One of her projects starts with a simple premise. Leave a fish rotting in a bowl of water for long enough and it will begin to glow. The light comes from bacteria in the fish. In certain species, such as the flashlight fish and the anglerfish, a symbiotic relationship with this bacteria, Vibrio phosphoreum, allows the fish to glow and flicker in the deep ocean. The flashlight fish carries the bacteria in pouches beneath its eyes, which it opens to show off the glimmering organisms or closes to hide them, depending on whether it wishes to lure in prey or evade predators. But how have scientists leapt from flashes of light in the sea to a new vision for our cities? Welcome to the world of nanoarchitecture.
With her colleagues at the Bartlett School of Architecture, Armstrong is focusing on “grunge” solutions to global warming: technologies that are cheap and relatively simple. We’ve already seen a sliver of this idea. Steven Chu, the United States Secretary of Energy, is an advocate of the use of whitewash on our houses. “If you take all the buildings in the world and make their roofs white and you do this uniformly . . . it’s the equivalent of reducing the carbon emissions due to all the cars on the road for 11 years,” he told a meeting in London earlier this year.
But Armstrong and her peers have ideas that reach far beyond whitewash. One intriguing possibility is the use of bioluminescent bacteria, organisms that give off a blue-green glow, as low-energy urban lighting. In the US, urban lighting accounts for more than 8 per cent of the country’s total electricity consumption. The sides of buildings and billboards could be covered in sparkling bacteria, such as Vibrio phosphoreum — the fish bacteria. This produces light automatically when a pigment contained in the bacteria called luciferin, from the Latin meaning light bringer, reacts with oxygen in air or water. At present, the light emitted is not strong enough to illuminate a street, but scientists believe that it could be engineered to do so.
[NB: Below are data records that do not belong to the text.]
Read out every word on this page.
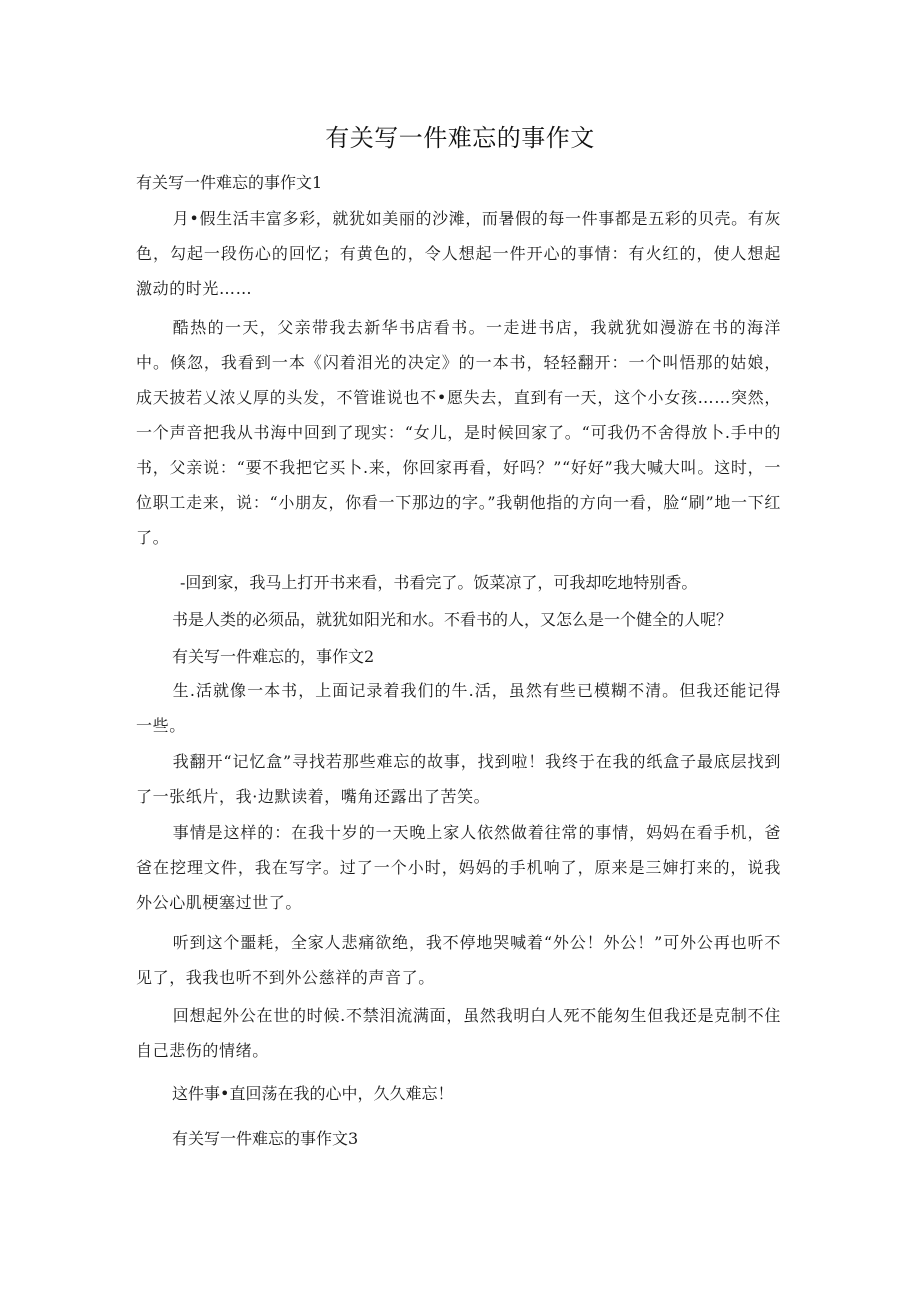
有关写一件难忘的事作文
有关写一件难忘的事作文1
月•假生活丰富多彩，就犹如美丽的沙滩，而暑假的每一件事都是五彩的贝壳。有灰色，勾起一段伤心的回忆；有黄色的，令人想起一件开心的事情：有火红的，使人想起激动的时光……
酷热的一天，父亲带我去新华书店看书。一走进书店，我就犹如漫游在书的海洋中。倏忽，我看到一本《闪着泪光的决定》的一本书，轻轻翻开：一个叫悟那的姑娘，成天披若乂浓乂厚的头发，不管谁说也不•愿失去，直到有一天，这个小女孩……突然，一个声音把我从书海中回到了现实：“女儿，是时候回家了。“可我仍不舍得放卜.手中的书，父亲说：“要不我把它买卜.来，你回家再看，好吗？”“好好”我大喊大叫。这时，一位职工走来，说：“小朋友，你看一下那边的字。”我朝他指的方向一看，脸“刷”地一下红了。
-回到家，我马上打开书来看，书看完了。饭菜凉了，可我却吃地特别香。
书是人类的必须品，就犹如阳光和水。不看书的人，又怎么是一个健全的人呢？
有关写一件难忘的，事作文2
生.活就像一本书，上面记录着我们的牛.活，虽然有些已模糊不清。但我还能记得一些。
我翻开“记忆盒”寻找若那些难忘的故事，找到啦！我终于在我的纸盒子最底层找到了一张纸片，我·边默读着，嘴角还露出了苦笑。
事情是这样的：在我十岁的一天晚上家人依然做着往常的事情，妈妈在看手机，爸爸在挖理文件，我在写字。过了一个小时，妈妈的手机响了，原来是三婶打来的，说我外公心肌梗塞过世了。
听到这个噩耗，全家人悲痛欲绝，我不停地哭喊着“外公！外公！”可外公再也听不见了，我我也听不到外公慈祥的声音了。
回想起外公在世的时候.不禁泪流满面，虽然我明白人死不能匆生但我还是克制不住自己悲伤的情绪。
这件事•直回荡在我的心中，久久难忘！
有关写一件难忘的事作文3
Another possibility is using bacteria to metabolise carbon dioxide through photosynthesis so that the bacterial coating would effectively eat up carbon dioxide by turning sunlight into energy.
“When dealing with climate change we don’t always have to invent something new, we have to think very cleverly about what we already have,” Armstrong said. “It doesn’t take a massive leap of imagination to envisage how much more useful the surfaces of our buildings could become if covered in bacteria that glow in the dark or remove pollutants from the atmosphere.”
Choosing which bacteria to use would be the easy part, according to Armstrong, as scientists have already identified numerous common species that carry out these functions. She is now looking at the possibility of using cyanobacteria, also known as blue-green algae, to capture carbon dioxide.
What remains to be addressed, however, is how best to cultivate such organisms on the surfaces of our houses, offices and schools. Armstrong views this challenge as a form of gardening. “Bacterial gardens don’t really exist and that’s what we need to create,” she says.
Simon Park, a microbiologist at the University of Surrey, already has some experience of bacterial gardening. He has been exploring the use of naturally bioluminescent bacteria in art, using Vibrio phosphoreum to make dazzling blue abstract displays. Park cultivates the bacteria by placing them in agar gel in petri dishes and providing them with salty water, which replicates a marine environment, and glycerol, on which they feed. Park’s art installations normally last for a few days before the bacteria run out of food and gradually fade to darkness, but if fed continually the displays could be permanent, he said.